Neste texto, La Valle refletia sobre o lugar da religião no mundo secularizado de hoje. Ou melhor, das religiões, pois ele tratava acerca de conflitos justamente a partir de pontos de dissonância entre os credos, especialmente a partir do judaísmo e da relação triádica com o islamismo e o catolicismo, ao olhar para o Estado de Israel no mundo atual. O caso é curioso, pois naquele chão que pisam e onde germinaram as três maiores religiões monoteístas, nunca reinou a paz. Nem mesmo a pax romana, em que todas as ações eram controladas e até suprimidas em nome de um ideal de paz – que valia só para alguns – chegou mesmo a fazer aquela uma terra de paz. E, hoje, como lembra o Papa Francisco, vivem-se ainda por lá tempos de violência inadmissível.
La Valle, e pouca gente no mundo, supunha que o ano de 2022 abriria com uma guerra entre Rússia e Ucrânia que deixou até hoje o mundo em suspenso, sem respirar e imobilizado pelo medo. “Esta guerra não é uma parte da ‘guerra mundial aos pedaços’, mas já representa toda a guerra mundial. Resta a grande incógnita sobre o papel que as armas nucleares desempenhariam”, definiu La Valle em artigo publicado em maio de 2023.
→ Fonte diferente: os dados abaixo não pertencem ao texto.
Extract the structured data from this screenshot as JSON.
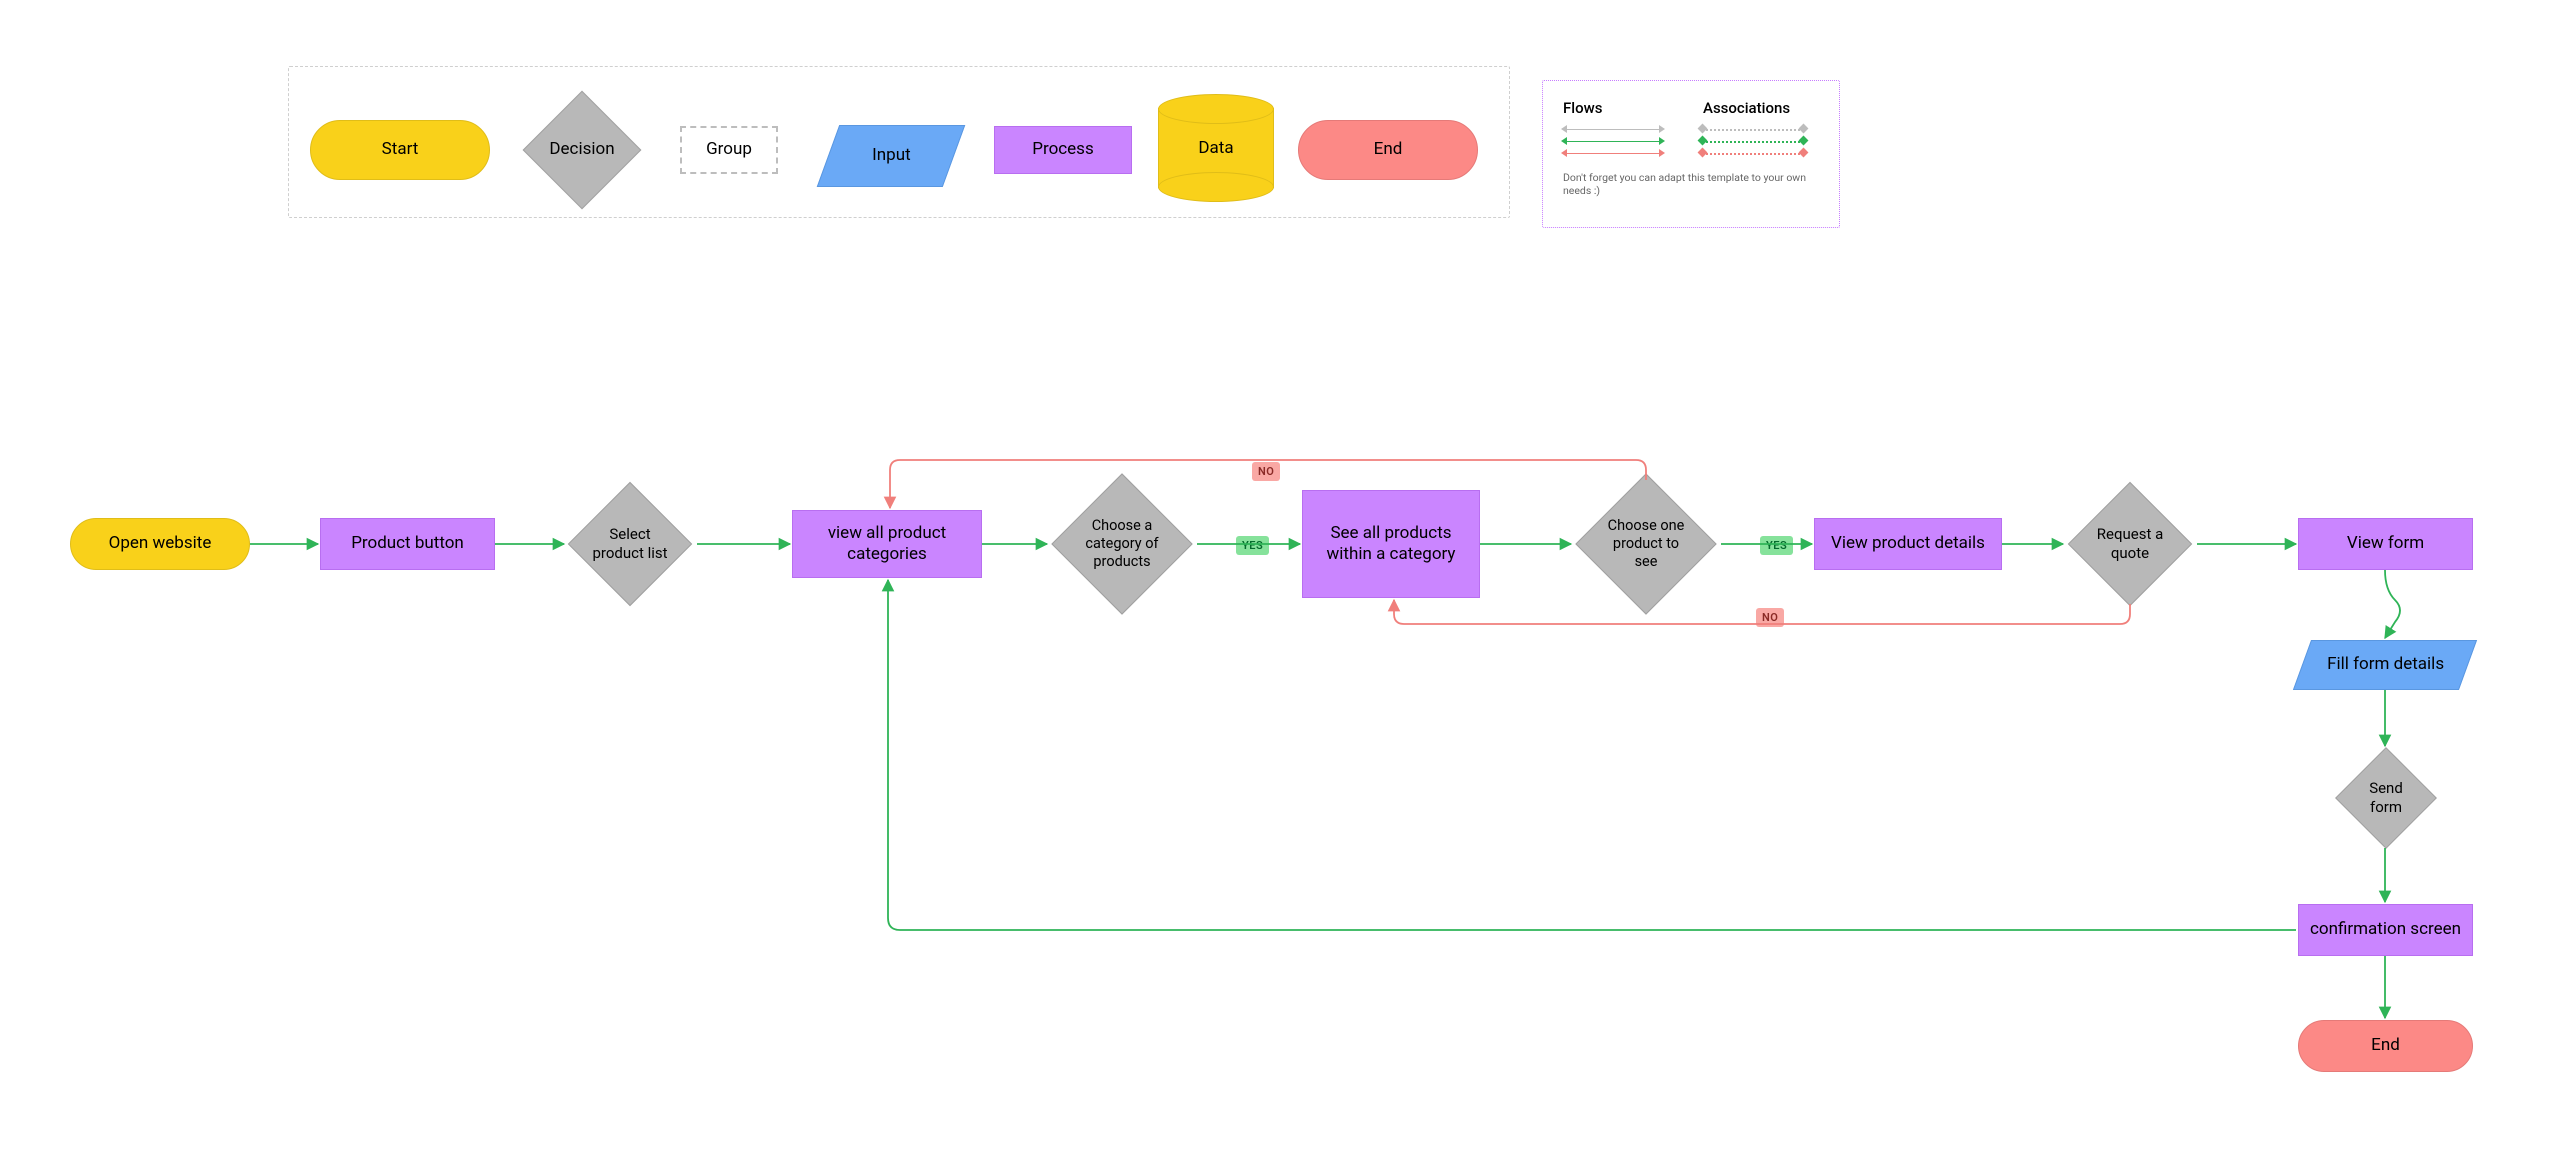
{
  "legend": {
    "start": "Start",
    "decision": "Decision",
    "group": "Group",
    "input": "Input",
    "process": "Process",
    "data": "Data",
    "end": "End"
  },
  "assoc": {
    "flows_title": "Flows",
    "associations_title": "Associations",
    "footnote": "Don't forget you can adapt this template to your own needs :)",
    "colors": {
      "gray": "#bdbdbd",
      "green": "#2fb457",
      "red": "#f07f7b"
    }
  },
  "flow": {
    "n1": "Open website",
    "n2": "Product button",
    "n3": "Select product list",
    "n4": "view all product categories",
    "n5": "Choose a category of products",
    "n6": "See all products within a category",
    "n7": "Choose one product to see",
    "n8": "View product details",
    "n9": "Request a quote",
    "n10": "View form",
    "n11": "Fill form details",
    "n12": "Send form",
    "n13": "confirmation screen",
    "n14": "End"
  },
  "badges": {
    "yes": "YES",
    "no": "NO"
  },
  "colors": {
    "arrow_green": "#2fb457",
    "arrow_red": "#f07f7b",
    "arrow_gray": "#bdbdbd"
  }
}
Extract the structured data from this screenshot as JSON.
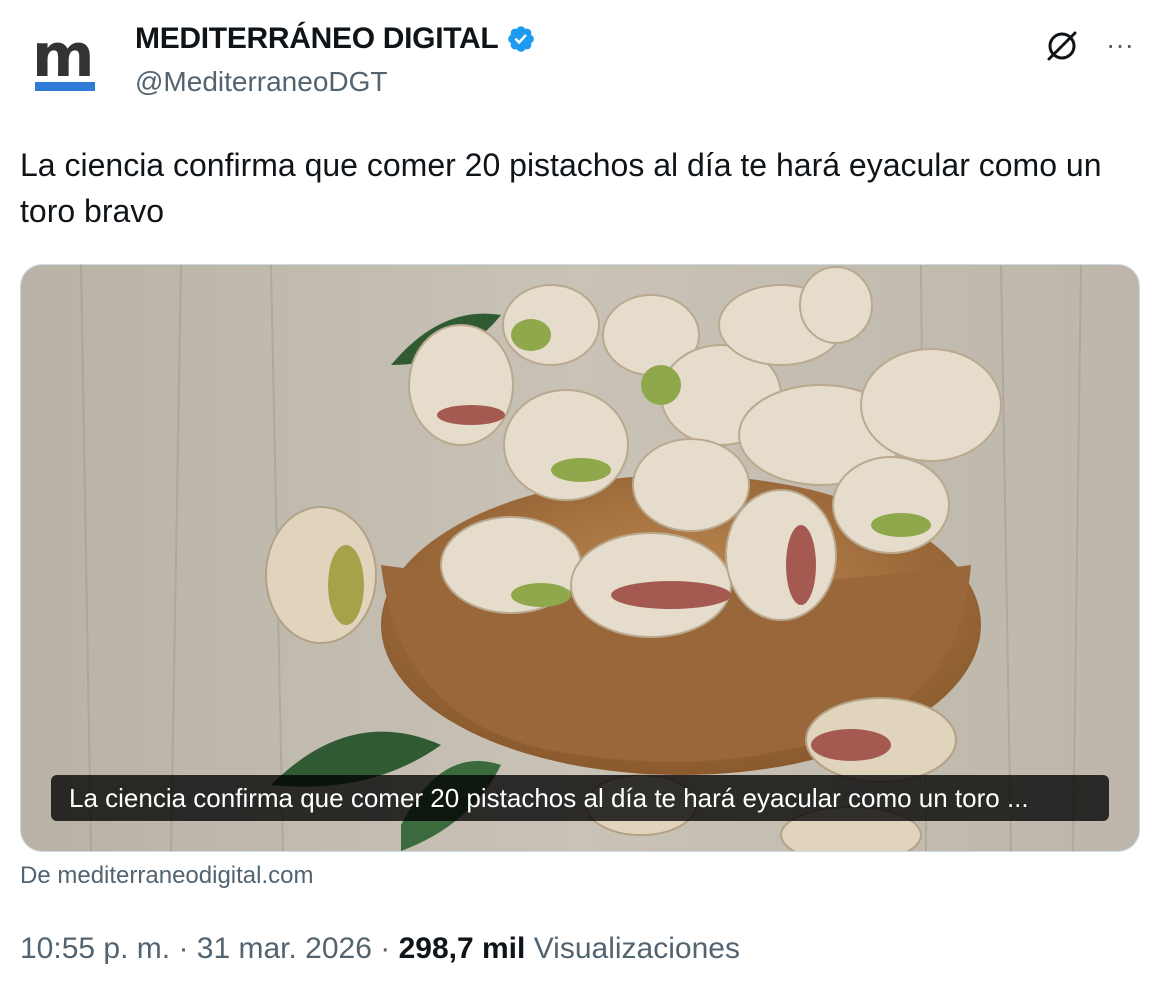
{
  "account": {
    "name": "MEDITERRÁNEO DIGITAL",
    "handle": "@MediterraneoDGT",
    "avatar_letter": "m",
    "verified_color": "#1d9bf0",
    "brand_color": "#2f7bd8"
  },
  "header_icons": [
    "grok-icon",
    "more-options-icon"
  ],
  "more_label": "···",
  "tweet": {
    "text": "La ciencia confirma que comer 20 pistachos al día te hará eyacular como un toro bravo"
  },
  "card": {
    "image_caption": "La ciencia confirma que comer 20 pistachos al día te hará eyacular como un toro ...",
    "source": "De mediterraneodigital.com"
  },
  "meta": {
    "time": "10:55 p. m.",
    "separator": "·",
    "date": "31 mar. 2026",
    "views_count": "298,7 mil",
    "views_label": "Visualizaciones"
  }
}
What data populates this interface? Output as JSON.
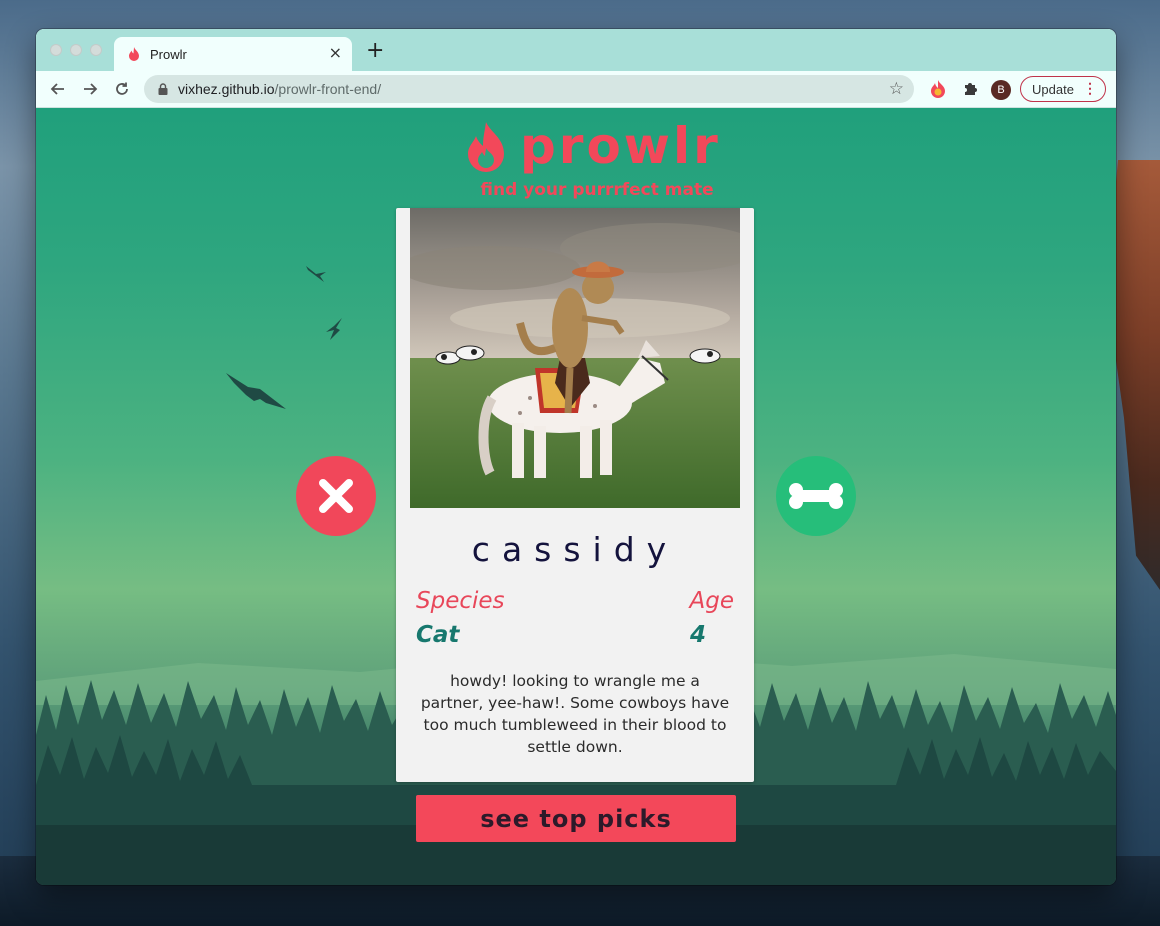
{
  "browser": {
    "tab_title": "Prowlr",
    "tab_close": "×",
    "new_tab": "+",
    "url_domain": "vixhez.github.io",
    "url_path": "/prowlr-front-end/",
    "profile_initial": "B",
    "update_label": "Update",
    "menu_glyph": "⋮",
    "icons": [
      "back-arrow-icon",
      "forward-arrow-icon",
      "reload-icon",
      "lock-icon",
      "star-icon",
      "extension-fire-icon",
      "extensions-puzzle-icon"
    ]
  },
  "app": {
    "logo_text": "prowlr",
    "tagline": "find your purrrfect mate",
    "profile": {
      "name": "cassidy",
      "species_label": "Species",
      "age_label": "Age",
      "species": "Cat",
      "age": "4",
      "bio": "howdy! looking to wrangle me a partner, yee-haw!. Some cowboys have too much tumbleweed in their blood to settle down."
    },
    "top_picks_label": "see top picks",
    "colors": {
      "accent": "#f2485a",
      "like": "#26be7a",
      "name": "#14133d",
      "value": "#17786e"
    }
  }
}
No centro desta guerra, estão em jogo disputas por territórios, incidência do Ocidente norte-americanizado sobre o Oriente, a velha disputa entre polos geográficos tendo como protagonista, além de Estados Unidos, as velhas nações europeias diante da China e da Rússia. Um jogo que impacta o mundo todo – incluindo o Brasil, destaca-se.
Olhando a fundo este tabuleiro, percebemos que tem outros elementos que fazem mover as peças neste jogo de morte entre Rússia e Ucrânia. E a religião, novamente, tem seu espaço político – embora baseado na fé – muito bem demarcado.
“Compreende-se melhor o sentido do passeio pelas Sete Igrejas que o presidente Zelensky fez, da Polônia a Roma, Vaticano, Berlim, Paris, Londres e Bruxelas. Seus objetivos eram três: a confirmação do apoio político de seus aliados e a garantia de que seria mantido mesmo que a contraofensiva anunciada durasse muito tempo; o pedido de mais armas, e sobretudo caças para a guerra aérea com a Rússia, porque uma guerra não pode ser vencida sem o domínio dos céus; puxar o Papa para seu lado, fazê-lo comprometer sua imparcialidade e seu papel de mediador, adicioná-lo também à cruzada ocidental contra a Rússia, dissuadi-lo de querer falar com Putin”, observa La Valle no mesmo texto.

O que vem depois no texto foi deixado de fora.